The next day, I confessed that I had read his journal, fully expecting him to break up with me, but he handled it very differently than I feared. He said it was clear that I was punishing myself for it, and that what he wrote was what he was feeling at the time, but that he was choosing to be with me, and that he wanted to make it work with me, and that he would give me as long as I needed to work on these issues. He said he would be there waiting for me. I was amazed, and I made the conscious decision to trust him about not cheating on me, and I was so glad that it looked like I had found someone who was accepting me for who I was, and was willing to work with me on my issues. We both said that it felt like we had made a huge step forward as a couple, and he said that he felt much closer to me, and that he thought this openess was a good foundation to build on.
That was a month ago. I'm left reeling even more because I thought this was a real chance to have a healthy relationship. I'm exhausted, so sad, so weary. And I feel so broken. I feel like I set in motion a self-fulfilling prophecy by being so frank about my fears. I'm angry because I feel like we were defeated by distance, and afraid that it wasn't distance at all, but compatability issues that I was too blind to see, or didn't know him well enough to perceive. I'm afraid that he met someone else, and that the prospect of dating someone in person (and a person who is NOT crazy) is much more attractive than putting time and effort into just maintaining a relationship that is stuck, unable to grow closer because of long distance.
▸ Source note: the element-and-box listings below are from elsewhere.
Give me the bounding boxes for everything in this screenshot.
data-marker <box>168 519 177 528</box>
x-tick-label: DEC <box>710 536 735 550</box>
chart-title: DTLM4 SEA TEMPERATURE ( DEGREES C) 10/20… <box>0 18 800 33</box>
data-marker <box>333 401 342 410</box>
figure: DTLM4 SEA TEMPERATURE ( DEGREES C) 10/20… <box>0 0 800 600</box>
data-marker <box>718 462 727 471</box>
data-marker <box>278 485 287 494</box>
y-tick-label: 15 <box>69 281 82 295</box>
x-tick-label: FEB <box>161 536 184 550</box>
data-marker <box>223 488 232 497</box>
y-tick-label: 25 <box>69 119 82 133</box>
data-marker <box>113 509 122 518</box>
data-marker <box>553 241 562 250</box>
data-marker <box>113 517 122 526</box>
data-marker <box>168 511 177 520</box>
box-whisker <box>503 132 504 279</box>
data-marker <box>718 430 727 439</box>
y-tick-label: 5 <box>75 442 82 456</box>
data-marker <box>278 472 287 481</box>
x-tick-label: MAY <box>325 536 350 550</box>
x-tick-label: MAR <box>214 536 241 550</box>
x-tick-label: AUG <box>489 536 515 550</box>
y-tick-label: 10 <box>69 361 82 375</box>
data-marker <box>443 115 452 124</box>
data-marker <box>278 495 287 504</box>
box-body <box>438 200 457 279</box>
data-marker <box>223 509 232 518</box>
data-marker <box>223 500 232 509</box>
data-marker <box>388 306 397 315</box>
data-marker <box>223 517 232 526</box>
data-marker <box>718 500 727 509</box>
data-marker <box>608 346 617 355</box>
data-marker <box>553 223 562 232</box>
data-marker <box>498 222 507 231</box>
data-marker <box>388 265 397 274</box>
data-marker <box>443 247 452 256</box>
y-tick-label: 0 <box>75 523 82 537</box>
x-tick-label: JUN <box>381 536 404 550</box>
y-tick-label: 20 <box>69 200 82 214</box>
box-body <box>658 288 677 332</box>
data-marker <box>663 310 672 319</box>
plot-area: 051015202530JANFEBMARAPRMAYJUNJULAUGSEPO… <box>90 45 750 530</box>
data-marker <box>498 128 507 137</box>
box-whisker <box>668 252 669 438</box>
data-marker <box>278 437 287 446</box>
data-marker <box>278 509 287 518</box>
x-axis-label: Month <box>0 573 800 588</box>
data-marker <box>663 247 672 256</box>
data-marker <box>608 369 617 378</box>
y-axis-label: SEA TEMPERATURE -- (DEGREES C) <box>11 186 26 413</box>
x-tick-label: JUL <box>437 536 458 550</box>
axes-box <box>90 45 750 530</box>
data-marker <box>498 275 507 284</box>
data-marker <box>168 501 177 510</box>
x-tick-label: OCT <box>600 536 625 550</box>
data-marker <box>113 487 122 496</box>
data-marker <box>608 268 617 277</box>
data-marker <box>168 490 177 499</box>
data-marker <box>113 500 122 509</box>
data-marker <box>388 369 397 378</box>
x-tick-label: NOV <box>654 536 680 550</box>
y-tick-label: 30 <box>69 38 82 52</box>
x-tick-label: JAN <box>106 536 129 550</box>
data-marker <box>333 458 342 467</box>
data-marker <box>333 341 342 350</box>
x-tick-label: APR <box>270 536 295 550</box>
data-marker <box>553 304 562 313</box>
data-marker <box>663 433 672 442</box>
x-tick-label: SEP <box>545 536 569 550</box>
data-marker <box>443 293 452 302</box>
Summary: I screwed up a potentially great relationship because of my pattern of self-sabotage due to my past relationships ending in cheating? He's a great guy, a wonderful guy did everything right, who handled the end of a relationship poorly. It's his right to decide that it's time for him to move on, as much right as I have if I had decided to do so. But I wanted this one to work out so badly--he was so good to me, and I feel so cheated that we never were able to be a couple in the same place, and experience the everyday.
posted by blue rare to human relations (30 answers total) 7 users marked this as a favorite
So I'm not sure you screwed up the relationship, although sure reading his journal and obsessive fb/twitter checking didn't help things. But from everything you've written it sounds like the stress of the LDR, without that clear and timely plan for when you'd be moving to SF, precipitated the end. I don't see that either you or he really did anything wrong beyond not having your end-of-LDR plan in place.
I can imagine the former friend/roommate situation and being kicked out of the apartment only added to that stress.
As an aside, your former friend sounds like a real asshat and he needs to be making amends if you are to ever be friends again. Doesn't matter if he was always secretly in love with you or whatever, his actions were way out of line.
If you do truly feel you've somehow sabotaged things with your bf or see recurring negative patterns in your relationships maybe consider finding a therapist to help you work through some issues re: cheating, trust, etc. Or perhaps some other mefites can recommend some relevant books. But try not to beat yourself too much about it. You're not a bad person.